İlm-i siyaset…
Zihni karıştıran, çoğu zaman da yanlış anlaşılan bir kavram. Bugün birçok kişi bu tabiri, sinsilikle, dolambaçlı yollardan hedefe ulaşmakla, doğruları eğip bükmekle özdeşleştiriyor. Oysa ilm-i siyaset, ne bir politik manevra sanatıdır, ne de hakikati gizlemenin bahanesi. Aksine, ilm-i siyaset; kalbin dürüstlüğüyle, aklın hikmetle buluştuğu bir ahlak ilmidir.
İlm-i siyasetin formüle edilmiş hali şudur:
“Her söylediğin doğru olmalı, fakat her doğruyu her yerde söylemek doğru olmayabilir.”
Bu cümle, yalanı savunmaz. İkiyüzlülüğü teşvik etmez. Tam tersine, hakikatin yerini, zamanını, dozunu ve muhatabını gözeterek, kalpleri kırmadan, gönülleri dağıtmadan gerçeği ifade etmeyi öğütler.
İlm-i siyaset;
Birini kayırmak değil, adaletli davranmaktır.
Kendini gizleyip farklı görünmek değil, olduğu gibi durabilmektir.
Kişilere yaranmak değil, herkesin hakkını gözetebilmektir.
Fişlemek, etiketlemek, dışlamak değil; birleştirmek, kapsamak, kucaklamaktır.
Ancak ne acıdır ki bugün, ilm-i siyaset adı altında sergilenen tutumlar çoğunlukla gerçeği gizlemeyi, güçlüye susmayı, dostu eleştirmemeyi, yanlışı görüp de susmayı içeriyor. Birileri “ilm-i siyaset yapıyorum” diyerek adaleti rafa kaldırıyor. Birilerine yakın diye kusurlar görmezden geliniyor, uzak diye güzellikler inkâr ediliyor. Oysa hakikat, mesafe tanımaz.

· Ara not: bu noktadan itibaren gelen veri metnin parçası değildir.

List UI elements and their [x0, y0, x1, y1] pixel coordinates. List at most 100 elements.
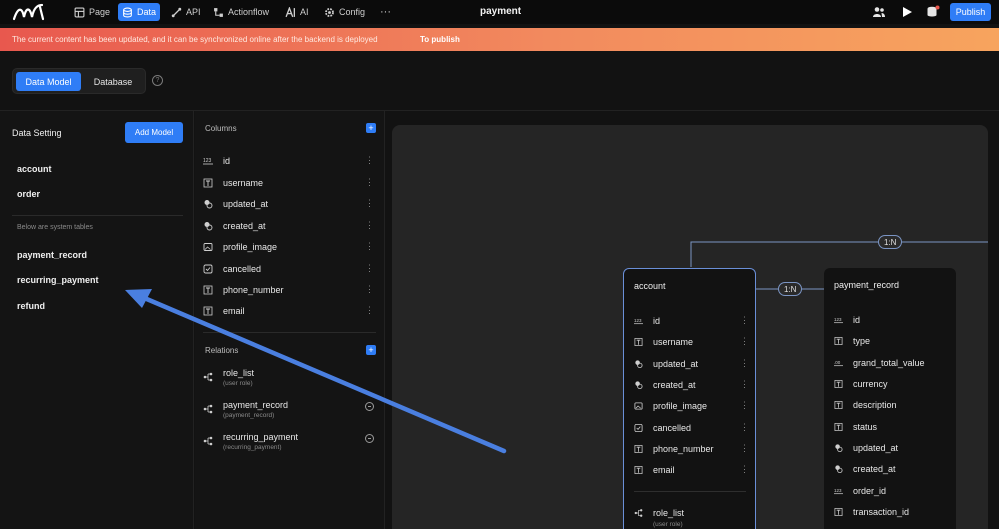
field-name: email: [653, 465, 675, 475]
field-row[interactable]: transaction_id: [834, 506, 949, 518]
field-row[interactable]: phone_number ⋮: [634, 443, 749, 455]
model-item-refund[interactable]: refund: [17, 301, 45, 311]
field-row[interactable]: updated_at: [834, 442, 949, 454]
momen-logo[interactable]: [12, 3, 46, 21]
more-vertical-icon[interactable]: ⋮: [740, 443, 749, 454]
nav-data[interactable]: Data: [118, 3, 161, 21]
field-row[interactable]: created_at: [834, 463, 949, 475]
field-row[interactable]: created_at ⋮: [634, 379, 749, 391]
column-row[interactable]: created_at ⋮: [203, 219, 378, 233]
field-row[interactable]: email ⋮: [634, 464, 749, 476]
model-card-account[interactable]: account 123 id ⋮ username ⋮ updated_at ⋮ cre…: [623, 268, 756, 529]
field-row[interactable]: status: [834, 421, 949, 433]
field-row[interactable]: cancelled ⋮: [634, 422, 749, 434]
more-icon: ···: [380, 6, 391, 18]
add-model-button[interactable]: Add Model: [125, 122, 183, 143]
relation-row[interactable]: role_list: [634, 507, 749, 519]
field-row[interactable]: description: [834, 399, 949, 411]
column-row[interactable]: email ⋮: [203, 304, 378, 318]
column-row[interactable]: profile_image ⋮: [203, 240, 378, 254]
nav-actionflow[interactable]: Actionflow: [209, 3, 273, 21]
more-vertical-icon[interactable]: ⋮: [740, 336, 749, 347]
field-name: updated_at: [653, 359, 699, 369]
more-vertical-icon[interactable]: ⋮: [740, 400, 749, 411]
more-vertical-icon[interactable]: ⋮: [365, 220, 374, 231]
nav-page[interactable]: Page: [70, 3, 114, 21]
nav-ai[interactable]: AI: [281, 3, 313, 21]
relation-name: payment_record: [223, 400, 289, 410]
more-vertical-icon[interactable]: ⋮: [365, 177, 374, 188]
update-banner: The current content has been updated, an…: [0, 28, 999, 51]
add-relation-button[interactable]: +: [366, 345, 376, 355]
field-row[interactable]: updated_at ⋮: [634, 358, 749, 370]
users-icon[interactable]: [872, 5, 886, 19]
relation-row[interactable]: role_list (user role): [203, 368, 378, 392]
field-name: currency: [853, 379, 888, 389]
model-card-title: account: [634, 281, 666, 291]
field-name: profile_image: [653, 401, 708, 411]
field-row[interactable]: username ⋮: [634, 336, 749, 348]
er-diagram-canvas[interactable]: 1:N 1:N account 123 id ⋮ username ⋮ updated…: [392, 125, 988, 529]
nav-config[interactable]: Config: [320, 3, 369, 21]
remove-relation-icon[interactable]: [365, 434, 374, 443]
model-item-order[interactable]: order: [17, 189, 40, 199]
text-icon: [634, 445, 643, 454]
more-vertical-icon[interactable]: ⋮: [740, 315, 749, 326]
relation-badge[interactable]: 1:N: [878, 235, 903, 249]
datetime-icon: [203, 221, 213, 231]
nav-api[interactable]: API: [167, 3, 205, 21]
text-icon: [834, 380, 843, 389]
field-row[interactable]: type: [834, 335, 949, 347]
column-row[interactable]: updated_at ⋮: [203, 197, 378, 211]
svg-text:123: 123: [203, 158, 212, 164]
relation-row[interactable]: payment_record (payment_record): [203, 400, 378, 424]
field-row[interactable]: currency: [834, 378, 949, 390]
relation-row[interactable]: recurring_payment (recurring_payment): [203, 432, 378, 456]
more-vertical-icon[interactable]: ⋮: [740, 422, 749, 433]
view-tabs: Data Model Database: [12, 68, 146, 94]
more-vertical-icon[interactable]: ⋮: [365, 284, 374, 295]
remove-relation-icon[interactable]: [365, 402, 374, 411]
column-row[interactable]: phone_number ⋮: [203, 283, 378, 297]
more-menu-button[interactable]: ···: [376, 3, 395, 21]
relation-badge[interactable]: 1:N: [778, 282, 803, 296]
more-vertical-icon[interactable]: ⋮: [365, 263, 374, 274]
publish-button[interactable]: Publish: [950, 3, 991, 21]
column-row[interactable]: username ⋮: [203, 176, 378, 190]
datetime-icon: [634, 360, 643, 369]
field-row[interactable]: .00 grand_total_value: [834, 357, 949, 369]
datetime-icon: [834, 444, 843, 453]
more-vertical-icon[interactable]: ⋮: [740, 464, 749, 475]
field-row[interactable]: 123 id: [834, 314, 949, 326]
field-name: type: [853, 336, 871, 346]
play-icon[interactable]: [900, 5, 914, 19]
tab-data-model[interactable]: Data Model: [16, 72, 81, 91]
more-vertical-icon[interactable]: ⋮: [365, 155, 374, 166]
relation-name: role_list: [223, 368, 255, 378]
column-name: cancelled: [223, 264, 262, 274]
actionflow-icon: [214, 7, 223, 17]
tab-database[interactable]: Database: [85, 72, 141, 91]
field-row[interactable]: profile_image ⋮: [634, 400, 749, 412]
model-item-payment-record[interactable]: payment_record: [17, 250, 87, 260]
add-column-button[interactable]: +: [366, 123, 376, 133]
field-row[interactable]: 123 order_id: [834, 485, 949, 497]
more-vertical-icon[interactable]: ⋮: [365, 198, 374, 209]
relation-target: (user role): [653, 521, 683, 528]
more-vertical-icon[interactable]: ⋮: [740, 358, 749, 369]
more-vertical-icon[interactable]: ⋮: [365, 305, 374, 316]
database-sync-icon[interactable]: [926, 5, 940, 19]
more-vertical-icon[interactable]: ⋮: [365, 241, 374, 252]
model-card-payment-record[interactable]: payment_record 123 id type .00 grand_total…: [824, 268, 956, 529]
field-row[interactable]: 123 id ⋮: [634, 315, 749, 327]
column-row[interactable]: 123 id ⋮: [203, 154, 378, 168]
model-item-account[interactable]: account: [17, 164, 52, 174]
column-name: username: [223, 178, 264, 188]
more-vertical-icon[interactable]: ⋮: [740, 379, 749, 390]
help-icon[interactable]: ?: [152, 75, 163, 86]
model-item-recurring-payment[interactable]: recurring_payment: [17, 275, 99, 285]
nav-data-label: Data: [137, 7, 157, 17]
to-publish-link[interactable]: To publish: [420, 35, 460, 44]
id-icon: 123: [834, 487, 843, 496]
column-row[interactable]: cancelled ⋮: [203, 262, 378, 276]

Kimden gelirse gelsin doğru doğrudur, yanlış da yanlıştır.
İlm-i siyaset, kişinin kendini “kurtarma” çabası değil, etrafını “doğruya davet” etme iradesidir.

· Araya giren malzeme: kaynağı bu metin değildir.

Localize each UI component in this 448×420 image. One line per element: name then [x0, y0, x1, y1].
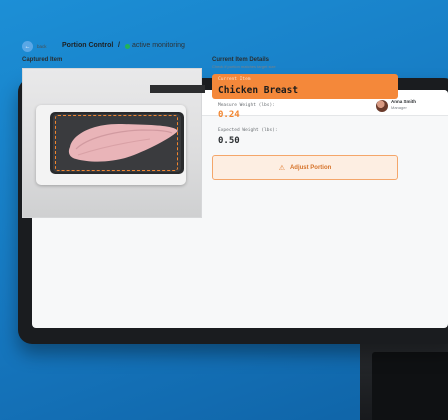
- status-label: active monitoring: [132, 42, 185, 49]
- expected-weight-label: Expected Weight (lbs):: [218, 128, 278, 133]
- details-title: Current Item Details: [212, 57, 270, 63]
- status-dot-icon: [125, 44, 130, 49]
- user-name: Anna Smith: [391, 99, 417, 104]
- arrow-left-icon: ←: [24, 43, 31, 50]
- details-subtitle: Check if portion matches target size: [212, 64, 276, 69]
- back-button[interactable]: ←: [22, 41, 33, 52]
- current-item-name: Chicken Breast: [218, 85, 299, 96]
- breadcrumb-separator: /: [118, 42, 120, 49]
- adjust-portion-button[interactable]: ⚠ Adjust Portion: [212, 155, 398, 180]
- current-item-label: Current Item: [218, 77, 251, 82]
- warning-icon: ⚠: [278, 164, 285, 172]
- avatar[interactable]: [376, 100, 388, 112]
- back-label[interactable]: back: [37, 44, 47, 49]
- captured-item-label: Captured Item: [22, 57, 63, 63]
- device-stand-face: [372, 352, 448, 420]
- measured-weight-value: 0.24: [218, 110, 240, 120]
- adjust-portion-label: Adjust Portion: [289, 164, 332, 171]
- user-role: Manager: [391, 105, 407, 110]
- page-title: Portion Control: [62, 42, 114, 49]
- detection-box: [55, 115, 178, 171]
- expected-weight-value: 0.50: [218, 136, 240, 146]
- photo-shelf: [150, 85, 205, 93]
- measured-weight-label: Measure Weight (lbs):: [218, 103, 275, 108]
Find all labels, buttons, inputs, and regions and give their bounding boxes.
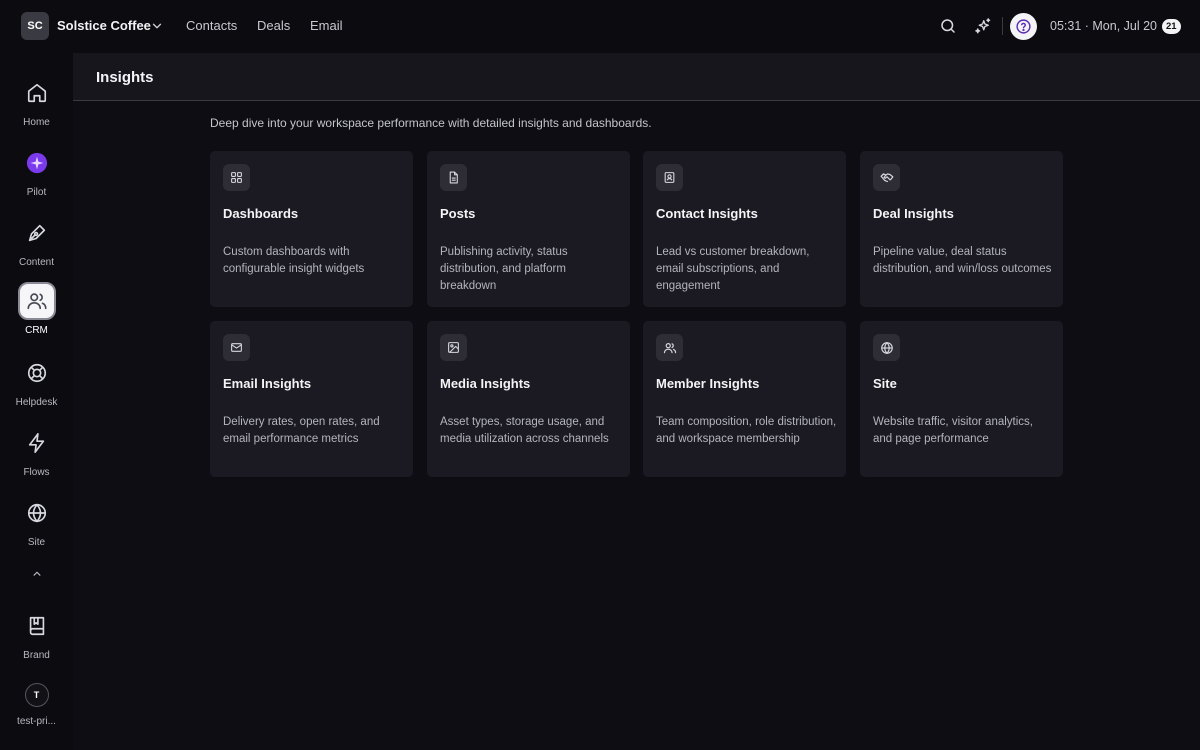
document-icon [440, 164, 467, 191]
main-content: Insights Deep dive into your workspace p… [73, 53, 1200, 750]
card-description: Delivery rates, open rates, and email pe… [223, 416, 380, 445]
sidebar-item-label: Pilot [26, 187, 47, 198]
lifebuoy-icon [18, 354, 56, 392]
nav-contacts[interactable]: Contacts [186, 18, 237, 33]
mail-icon [223, 334, 250, 361]
sidebar-item-label: Flows [23, 467, 50, 478]
card-title: Member Insights [656, 376, 760, 391]
sidebar-item-helpdesk[interactable]: Helpdesk [0, 354, 73, 408]
card-description: Lead vs customer breakdown, email subscr… [656, 246, 810, 292]
sidebar-item-label: test-pri... [17, 716, 56, 727]
card-site[interactable]: Site Website traffic, visitor analytics,… [860, 321, 1063, 477]
sidebar: Home Pilot Content CRM Helpdesk Flows Si… [0, 53, 73, 750]
sidebar-item-crm[interactable]: CRM [0, 282, 73, 336]
pilot-icon [18, 144, 56, 182]
sidebar-item-content[interactable]: Content [0, 214, 73, 268]
card-title: Site [873, 376, 897, 391]
pen-icon [18, 214, 56, 252]
grid-icon [223, 164, 250, 191]
book-icon [18, 607, 56, 645]
handshake-icon [873, 164, 900, 191]
card-contact-insights[interactable]: Contact Insights Lead vs customer breakd… [643, 151, 846, 307]
workspace-name[interactable]: Solstice Coffee [57, 18, 151, 33]
divider [1002, 17, 1003, 35]
nav-email[interactable]: Email [310, 18, 343, 33]
card-title: Media Insights [440, 376, 531, 391]
sidebar-item-label: Helpdesk [15, 397, 58, 408]
sidebar-item-label: Brand [23, 650, 50, 661]
card-description: Pipeline value, deal status distribution… [873, 246, 1052, 275]
page-intro: Deep dive into your workspace performanc… [210, 116, 652, 130]
card-description: Publishing activity, status distribution… [440, 246, 568, 292]
chevron-down-icon[interactable] [150, 19, 164, 33]
workspace-avatar[interactable]: SC [21, 12, 49, 40]
card-description: Team composition, role distribution, and… [656, 416, 837, 445]
page-header: Insights [73, 53, 1200, 101]
users-icon [656, 334, 683, 361]
sidebar-item-site[interactable]: Site [0, 494, 73, 548]
bolt-icon [18, 424, 56, 462]
chevron-up-icon[interactable] [30, 567, 44, 581]
card-description: Custom dashboards with configurable insi… [223, 246, 365, 275]
home-icon [18, 74, 56, 112]
search-icon[interactable] [939, 17, 957, 35]
card-deal-insights[interactable]: Deal Insights Pipeline value, deal statu… [860, 151, 1063, 307]
globe-icon [18, 494, 56, 532]
sidebar-item-label: Site [27, 537, 46, 548]
help-button[interactable] [1010, 13, 1037, 40]
sidebar-item-brand[interactable]: Brand [0, 607, 73, 661]
card-title: Deal Insights [873, 206, 954, 221]
sidebar-item-flows[interactable]: Flows [0, 424, 73, 478]
sidebar-item-home[interactable]: Home [0, 74, 73, 128]
sidebar-item-label: Home [23, 117, 50, 128]
sidebar-item-label: CRM [25, 325, 48, 336]
sidebar-item-pilot[interactable]: Pilot [0, 144, 73, 198]
contact-card-icon [656, 164, 683, 191]
sparkle-icon[interactable] [974, 17, 992, 35]
card-member-insights[interactable]: Member Insights Team composition, role d… [643, 321, 846, 477]
top-bar: SC Solstice Coffee Contacts Deals Email … [0, 0, 1200, 53]
card-media-insights[interactable]: Media Insights Asset types, storage usag… [427, 321, 630, 477]
page-title: Insights [96, 69, 154, 86]
avatar: T [24, 683, 49, 707]
card-dashboards[interactable]: Dashboards Custom dashboards with config… [210, 151, 413, 307]
card-posts[interactable]: Posts Publishing activity, status distri… [427, 151, 630, 307]
card-title: Contact Insights [656, 206, 758, 221]
image-icon [440, 334, 467, 361]
card-title: Email Insights [223, 376, 312, 391]
date-badge: 21 [1162, 19, 1181, 34]
clock-display: 05:31 · Mon, Jul 20 [1050, 19, 1158, 33]
card-title: Posts [440, 206, 476, 221]
card-description: Website traffic, visitor analytics, and … [873, 416, 1033, 445]
users-icon [17, 282, 56, 320]
card-title: Dashboards [223, 206, 299, 221]
card-description: Asset types, storage usage, and media ut… [440, 416, 609, 445]
sidebar-item-user[interactable]: T test-pri... [0, 683, 73, 727]
sidebar-item-label: Content [18, 257, 55, 268]
nav-deals[interactable]: Deals [257, 18, 290, 33]
globe-icon [873, 334, 900, 361]
card-email-insights[interactable]: Email Insights Delivery rates, open rate… [210, 321, 413, 477]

Susulması gerektiğinde susmak, konuşulması gerektiğinde de konuşmaktır.
Ama en önemlisi: Konuştuğunda doğruyu, sustuğunda da saygıyı korumaktır.
Bugün etrafımızda o kadar çok “gizli tarafgirlik” var ki…
Kimin eli kimin cebinde belli değil.
Kimin dostluğu samimi, kimin tebessümü maskeli bilinmiyor.
Ve en üzücüsü:
Tüm bu çarpıklıklar, “ilm-i siyaset” zannediliyor.
Hayır!
İlm-i siyaset, sinsilik değil basirettir.
İlm-i siyaset, susturma değil, hikmetle konuşmadır.
İlm-i siyaset, hakkı eğip bükmek değil, yerli yerince, kırmadan, yıkmadan söyleyebilmektir.
Bir duruşumuz olsun.
Ne yalandan bir suskunluk, ne kinden bir söz…
İlm-i siyaset, tavırdır. Herkese karşı ölçüyü koruyabilmektir.
Kendi yakınımızı da, uzağımızı da adaletle tartabilmektir.
Ve en önemlisi: Kalbimizi bozmadan doğruyu yaşayabilmektir.